- Born: Enga Province, Papua New Guinea (PNG)
- Other names: Ruth Jewels Kissam
- Occupations: Community organiser and human rights activist

= Ruth Kissam =

Papua New Guinean human rights advocate

Ruth Kissam is a community organizer and a human rights activist who has focused on Sorcery Accusation Related Violence (SRV) in Papua New Guinea. She was awarded the Westpac Outstanding Woman (WOW) Award in Papua New Guinea in 2018.

==Early life==
Ruth Jewels Kissam was born in Enga Province. Her father worked as an interpreter for missionaries, which required him and his family to frequently relocate to different villages. Graduating from high school in 1998 she, with support from her father, resisted pressure from some family members for her to marry, because they wanted to benefit from the bride price, and went to the University of Papua New Guinea in PNG's capital, Port Moresby, to study law. She did not complete her degree because of the need to return home to look after her siblings when her mother was ill.

==Career==
While she was with her family, Kissam began to work with local communities to build and maintain their airstrip and build school classrooms. In settlement areas near PNG's third-largest city of Mount Hagen she ran a sports programme called Sanap Wantaim (Stand up together), to share information about HIV and AIDS. She arranged a mentorship programme for young girls in 2009 called "Women of Wisdom", aiming to help girls adjust to going to university. She also organised various communities to police themselves. Through her community-engagement work she came across the body of a woman accused of sorcery who had been murdered. She ensured that the woman had a proper burial. This was the beginning of her work on sorcery-accusation related violence, which is a major problem in Papua New Guinea.

Kissam then worked at Malaumanda Development Corporation (Aiaba Minerals), a mining company owned by indigenous landowners, advocating for the right of indigenous people to control the development of their own land. She then moved to a law company, addressing gender-based violence and sorcery accusation related violence. In 2013, she collaborated with others to play a critical role in repealing the colonial Sorcery Act of 1973 and amending the criminal code to include crimes committed on allegations of sorcery. In 2016, she became director of operations for the PNG Tribal Foundation, a nonprofit organization that works in areas of maternal and child health, education, and gender-based violence. She led the Senisim Pasin (Change Behaviour) film campaign, a national campaign to change cultural attitudes about how women are valued in PNG. In 2021, she joined Catalpa International, an international development organization working in PNG, that aims to use technology to create lasting developmental impact. She is also General Manager: Corporate Affairs of the Steamships company in PNG.

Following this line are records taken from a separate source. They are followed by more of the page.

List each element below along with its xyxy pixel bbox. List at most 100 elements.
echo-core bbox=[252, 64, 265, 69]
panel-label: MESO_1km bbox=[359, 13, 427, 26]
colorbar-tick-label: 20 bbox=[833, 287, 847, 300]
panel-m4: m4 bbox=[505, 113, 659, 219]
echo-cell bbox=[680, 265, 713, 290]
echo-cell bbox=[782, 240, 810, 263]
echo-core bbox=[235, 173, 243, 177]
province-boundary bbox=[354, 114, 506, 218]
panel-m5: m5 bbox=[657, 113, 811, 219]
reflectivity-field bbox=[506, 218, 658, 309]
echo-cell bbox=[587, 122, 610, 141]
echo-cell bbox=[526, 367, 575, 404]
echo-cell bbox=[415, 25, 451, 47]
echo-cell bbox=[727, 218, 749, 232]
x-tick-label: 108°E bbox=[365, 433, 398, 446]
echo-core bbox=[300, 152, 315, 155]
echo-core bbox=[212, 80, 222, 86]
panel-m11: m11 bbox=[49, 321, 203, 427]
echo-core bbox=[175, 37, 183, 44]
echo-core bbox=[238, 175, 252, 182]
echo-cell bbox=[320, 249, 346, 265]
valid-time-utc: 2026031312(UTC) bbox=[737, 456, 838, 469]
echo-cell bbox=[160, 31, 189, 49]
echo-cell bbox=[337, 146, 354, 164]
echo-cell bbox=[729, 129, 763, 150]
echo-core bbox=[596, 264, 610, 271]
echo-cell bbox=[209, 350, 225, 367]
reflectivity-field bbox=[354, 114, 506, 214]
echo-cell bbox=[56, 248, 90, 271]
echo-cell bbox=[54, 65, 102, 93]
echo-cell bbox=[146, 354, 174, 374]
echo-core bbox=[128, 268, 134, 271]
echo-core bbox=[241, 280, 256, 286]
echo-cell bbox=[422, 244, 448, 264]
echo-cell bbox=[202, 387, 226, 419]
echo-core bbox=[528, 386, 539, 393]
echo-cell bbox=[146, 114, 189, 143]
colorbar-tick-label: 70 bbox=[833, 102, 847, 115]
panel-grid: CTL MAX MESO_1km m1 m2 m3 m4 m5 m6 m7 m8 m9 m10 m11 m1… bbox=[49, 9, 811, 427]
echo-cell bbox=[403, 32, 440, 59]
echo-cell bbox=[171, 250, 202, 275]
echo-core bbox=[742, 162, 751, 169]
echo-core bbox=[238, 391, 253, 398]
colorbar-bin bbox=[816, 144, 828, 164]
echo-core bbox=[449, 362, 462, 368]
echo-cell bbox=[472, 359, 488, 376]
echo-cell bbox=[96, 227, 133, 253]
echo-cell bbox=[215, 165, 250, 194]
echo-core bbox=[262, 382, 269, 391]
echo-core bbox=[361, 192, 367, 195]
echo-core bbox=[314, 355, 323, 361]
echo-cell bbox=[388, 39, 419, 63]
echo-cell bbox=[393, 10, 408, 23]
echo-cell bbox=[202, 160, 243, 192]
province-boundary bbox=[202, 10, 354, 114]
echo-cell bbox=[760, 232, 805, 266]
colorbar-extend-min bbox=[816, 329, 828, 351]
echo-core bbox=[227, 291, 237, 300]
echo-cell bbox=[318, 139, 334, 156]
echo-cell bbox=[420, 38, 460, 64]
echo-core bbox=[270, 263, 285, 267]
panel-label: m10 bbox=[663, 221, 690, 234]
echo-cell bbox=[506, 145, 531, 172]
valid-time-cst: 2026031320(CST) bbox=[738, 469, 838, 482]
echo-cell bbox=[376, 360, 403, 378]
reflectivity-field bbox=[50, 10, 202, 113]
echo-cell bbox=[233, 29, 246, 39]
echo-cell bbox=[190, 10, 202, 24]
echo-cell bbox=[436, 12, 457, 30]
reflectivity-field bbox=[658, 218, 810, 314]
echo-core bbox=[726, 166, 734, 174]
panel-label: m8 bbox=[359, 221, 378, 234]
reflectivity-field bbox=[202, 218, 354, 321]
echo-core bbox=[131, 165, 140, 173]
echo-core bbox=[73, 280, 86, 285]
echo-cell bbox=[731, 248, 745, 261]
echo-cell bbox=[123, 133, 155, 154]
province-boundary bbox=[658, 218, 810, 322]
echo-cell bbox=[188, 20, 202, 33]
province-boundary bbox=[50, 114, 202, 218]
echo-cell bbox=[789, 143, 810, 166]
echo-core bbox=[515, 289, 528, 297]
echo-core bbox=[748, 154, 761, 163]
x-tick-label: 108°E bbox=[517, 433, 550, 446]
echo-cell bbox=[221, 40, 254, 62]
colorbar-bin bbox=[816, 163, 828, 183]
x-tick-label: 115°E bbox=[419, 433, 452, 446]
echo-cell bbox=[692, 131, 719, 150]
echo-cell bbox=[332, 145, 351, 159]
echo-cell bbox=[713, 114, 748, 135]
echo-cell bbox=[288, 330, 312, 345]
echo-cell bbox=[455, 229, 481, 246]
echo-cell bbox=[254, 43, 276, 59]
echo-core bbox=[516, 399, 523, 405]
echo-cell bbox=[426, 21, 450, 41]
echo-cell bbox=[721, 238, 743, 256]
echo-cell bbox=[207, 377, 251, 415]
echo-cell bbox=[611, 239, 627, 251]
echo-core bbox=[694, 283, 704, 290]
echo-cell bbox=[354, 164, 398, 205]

In 2021, Kissam was the president of the board of the Advancing PNG Women Leadership Network and a committee member of the PNG National Human Rights Commission.

==Further training==
In 2015 Kissam participated in the IREX Community Solutions Program at George Mason University in Virginia, USA. This program is for already engaged community leaders to strengthen their skills to impact the complex economic, environmental, political, and social challenges in their communities. In 2017 she was a participant in California at the annual Draper Hills Summer Fellowship Program on Democracy and Development at Stanford University's Center for Democracy, Development and the Rule of Law. In 2019-20 she was the first Papua New Guinean to be an Obama Foundation scholar at Columbia University in New York City, as well as being an intern at the Foundation.

==Awards and honours==
- In 2018 Kissam won the overall Westpac Outstanding Women Award (WOW) for Papua New Guinea as well as the Trukai Community Responsibility Award.